Jellycatspyjamas · 24/09/2024 13:01

However I was a teenager before the internet and girls still agreed to do things they weren't comfortable with because they didn't have the confidence or self esteem to refuse.

I worked with young people in the 90s before sex has become pornified, girls were agreeing to oral, or going closer to full intercourse than they were comfortable with - not contemplating anal, or choking.
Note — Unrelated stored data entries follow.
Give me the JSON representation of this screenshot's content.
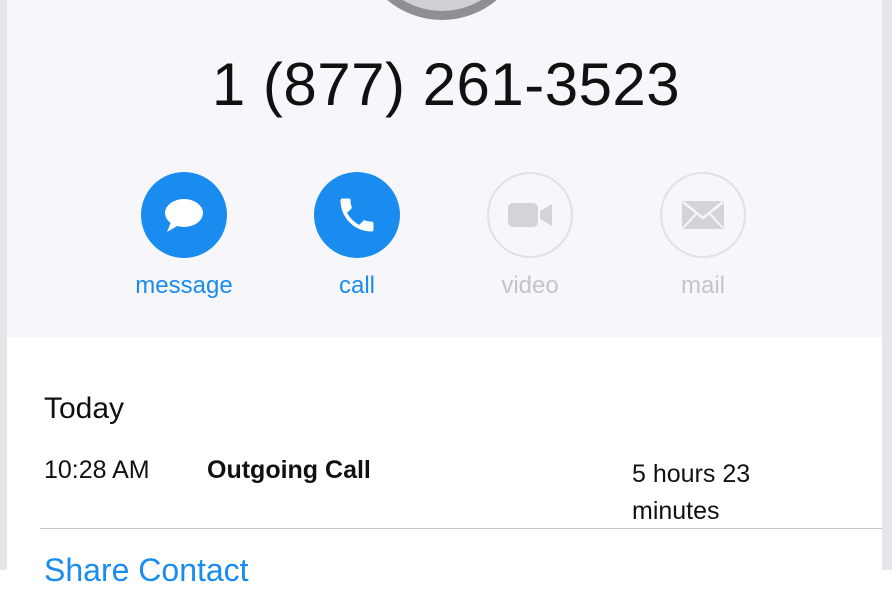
{
  "contact": {
    "phone_number": "1 (877) 261-3523"
  },
  "actions": [
    {
      "label": "message",
      "icon": "speech-bubble-icon",
      "enabled": true
    },
    {
      "label": "call",
      "icon": "phone-icon",
      "enabled": true
    },
    {
      "label": "video",
      "icon": "video-camera-icon",
      "enabled": false
    },
    {
      "label": "mail",
      "icon": "envelope-icon",
      "enabled": false
    }
  ],
  "history": {
    "heading": "Today",
    "entries": [
      {
        "time": "10:28 AM",
        "type": "Outgoing Call",
        "duration": "5 hours 23 minutes"
      }
    ]
  },
  "links": {
    "share_contact": "Share Contact"
  },
  "colors": {
    "accent": "#1a8cf0",
    "disabled": "#c4c4c9",
    "header_background": "#f7f7fb"
  }
}
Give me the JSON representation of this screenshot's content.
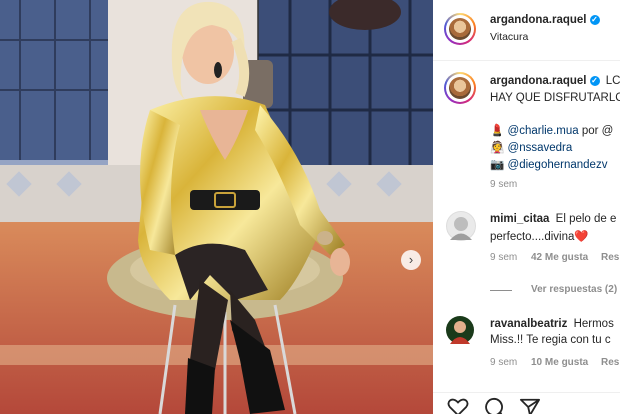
{
  "post": {
    "username": "argandona.raquel",
    "location": "Vitacura",
    "verified_glyph": "✓",
    "more_glyph": "···",
    "caption_text": "LC",
    "caption_line2": "HAY QUE DISFRUTARLC",
    "caption_age": "9 sem",
    "credits": [
      {
        "icon": "💄",
        "text": "@charlie.mua",
        "suffix": " por @"
      },
      {
        "icon": "👰",
        "text": "@nssavedra",
        "suffix": ""
      },
      {
        "icon": "📷",
        "text": "@diegohernandezv",
        "suffix": ""
      }
    ]
  },
  "comments": [
    {
      "username": "mimi_citaa",
      "text_line1": "El pelo de e",
      "text_line2": "perfecto....divina",
      "emoji": "❤️",
      "age": "9 sem",
      "likes": "42 Me gusta",
      "reply": "Res",
      "view_replies": "Ver respuestas (2)",
      "avatar_color": "#e8e8e8"
    },
    {
      "username": "ravanalbeatriz",
      "text_line1": "Hermos",
      "text_line2": "Miss.!! Te regia con tu c",
      "age": "9 sem",
      "likes": "10 Me gusta",
      "reply": "Res",
      "avatar_color": "#c0392b"
    }
  ],
  "carousel": {
    "next_glyph": "›"
  },
  "icons": [
    "heart-icon",
    "comment-icon",
    "share-icon"
  ]
}
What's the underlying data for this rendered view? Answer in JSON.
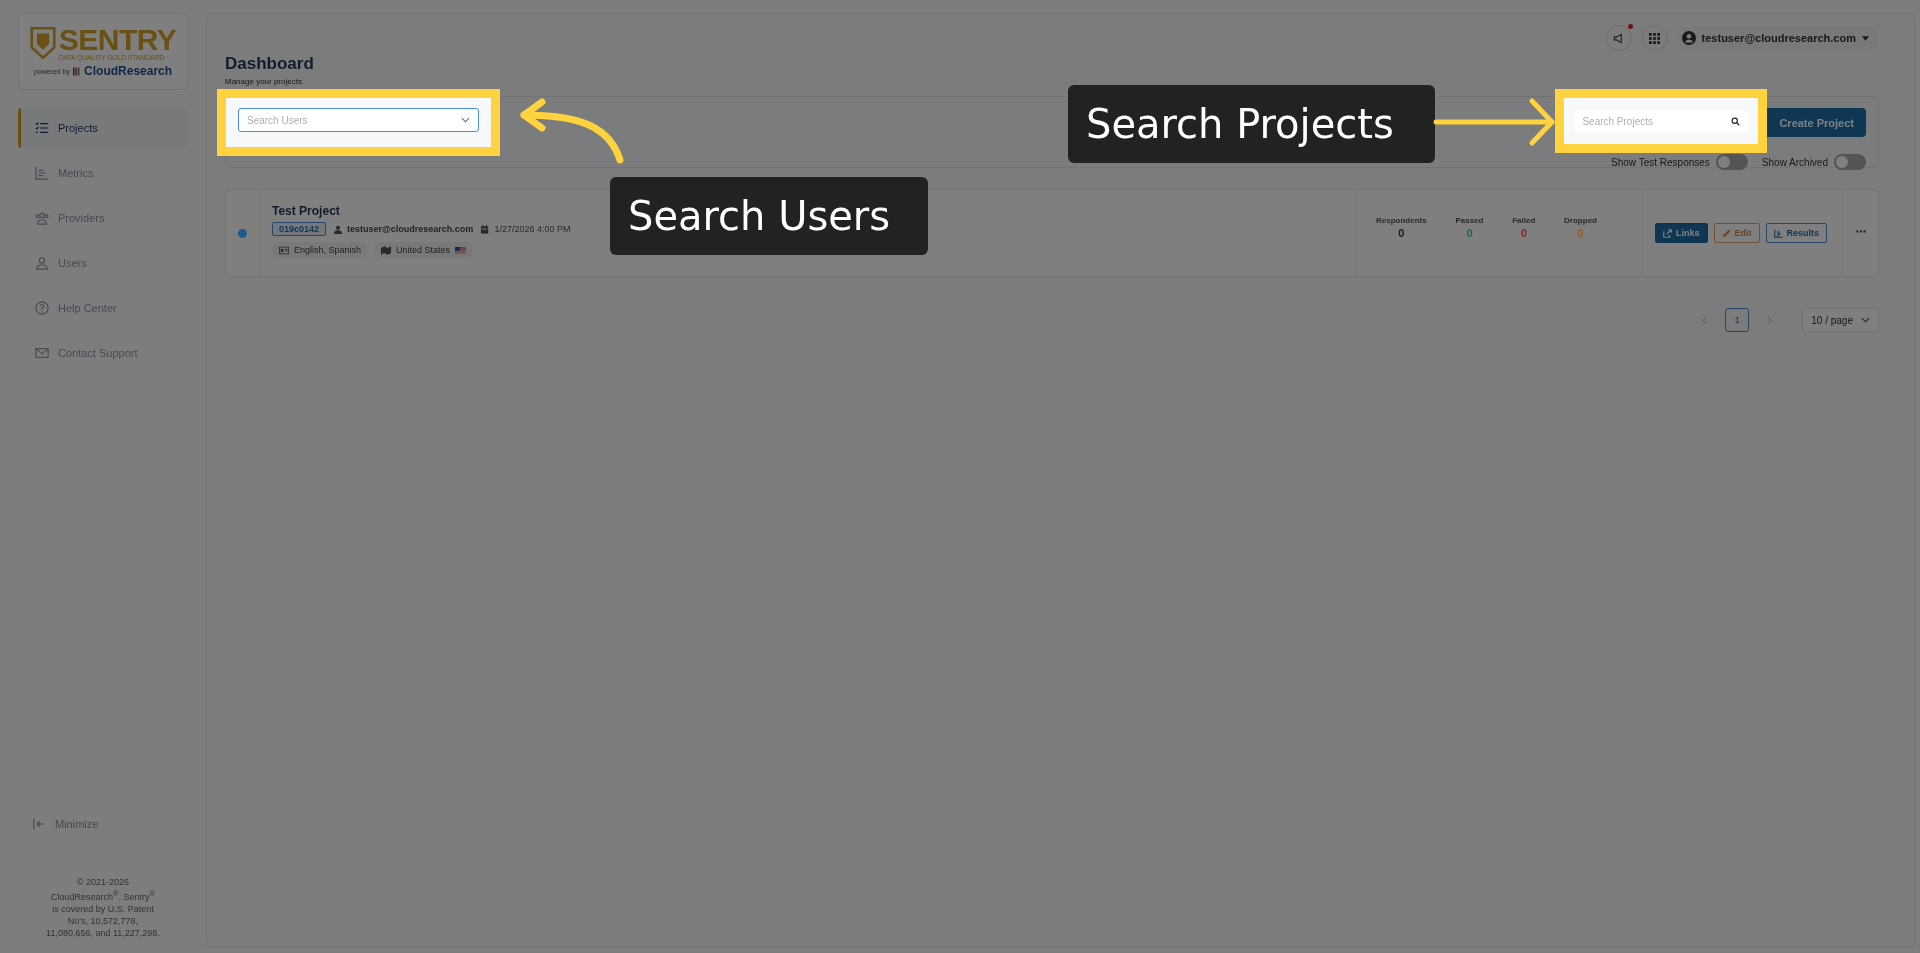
{
  "sidebar": {
    "logo": {
      "title": "SENTRY",
      "tagline": "DATA QUALITY GOLD STANDARD",
      "powered_by": "powered by",
      "brand": "CloudResearch"
    },
    "items": [
      {
        "label": "Projects",
        "selected": true,
        "kind": "list"
      },
      {
        "label": "Metrics",
        "selected": false,
        "kind": "chart"
      },
      {
        "label": "Providers",
        "selected": false,
        "kind": "group"
      },
      {
        "label": "Users",
        "selected": false,
        "kind": "user"
      },
      {
        "label": "Help Center",
        "selected": false,
        "kind": "help"
      },
      {
        "label": "Contact Support",
        "selected": false,
        "kind": "mail"
      }
    ],
    "minimize": "Minimize",
    "copyright": [
      "© 2021-2026",
      "CloudResearch$^{®}$. Sentry$^{®}$",
      "is covered by U.S. Patent",
      "No's, 10,572,778,",
      "11,080,656, and 11,227,298."
    ]
  },
  "header": {
    "has_notification": true,
    "user": "testuser@cloudresearch.com"
  },
  "page": {
    "title": "Dashboard",
    "subtitle": "Manage your projects"
  },
  "filters": {
    "user_select": {
      "placeholder": "Search Users"
    },
    "project_search": {
      "placeholder": "Search Projects"
    },
    "create_button": "Create Project",
    "toggles": [
      {
        "label": "Show Test Responses",
        "on": false
      },
      {
        "label": "Show Archived",
        "on": false
      }
    ]
  },
  "projects": [
    {
      "title": "Test Project",
      "color": "#1f5a8c",
      "code": "019c0142",
      "owner": "testuser@cloudresearch.com",
      "date": "1/27/2026 4:00 PM",
      "languages": "English, Spanish",
      "country": "United States",
      "stats": [
        {
          "label": "Respondents",
          "value": "0",
          "color": "#1a1a1a"
        },
        {
          "label": "Passed",
          "value": "0",
          "color": "#1f6b3e"
        },
        {
          "label": "Failed",
          "value": "0",
          "color": "#8f2424"
        },
        {
          "label": "Dropped",
          "value": "0",
          "color": "#9a5a20"
        }
      ],
      "actions": [
        {
          "label": "Links",
          "kind": "primary"
        },
        {
          "label": "Edit",
          "kind": "warning"
        },
        {
          "label": "Results",
          "kind": "outline"
        }
      ]
    }
  ],
  "pagination": {
    "pages": [
      {
        "label": "1",
        "selected": true
      }
    ],
    "page_size": "10 / page"
  },
  "callouts": [
    {
      "text": "Search Users",
      "kind": "left"
    },
    {
      "text": "Search Projects",
      "kind": "right"
    }
  ]
}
My point was that girls were agreeing to things they didn't want to do. It doesn't matter what they were agreeing to, the point is they didn't want to do it. You shouldn't do anything you don't want to do sexually, no matter how inocuous and we should be teaching girls that.

crochetmonkey74 · 24/09/2024 13:18

Just because a small group of people like to do something doesn't mean it's normal.
Women should have the strength to think someone wanting to choke them is a weirdo, not someone they have to be kind to

OP posts:
SerenityNowInsanityLater · 24/09/2024 13:19

artictern · 24/09/2024 13:13

Sorry I meant that to @poppyzbrite4 but by the time I posted more replies had shown up, I should have used a tag. 🙏

Oh please don't worry! I am openly shaming 'breath play'. It should just come with the eyeroll emoji tagged on at the end.

DancingLions · 24/09/2024 13:26

poppyzbrite4 · 24/09/2024 13:18

My point was that girls were agreeing to things they didn't want to do. It doesn't matter what they were agreeing to, the point is they didn't want to do it. You shouldn't do anything you don't want to do sexually, no matter how inocuous and we should be teaching girls that.

On the one hand, I agree. But on the other, the things I agreed to do but didn't want to when I was young, were not things that harmed me physically. That's the difference between then and now.

I have chronic IBS and believe me, I wouldn't wish it on anyone. So the fact that young women are risking serious problems in that area for the sake of sex baffles me! Whether they enjoy it or not, bowel problems are no joke. They rule my life. Women's bodies were not designed for anal. Yes lots of people do it, yes it's been going on for hundreds of years but again it's a risk of serious long term damage.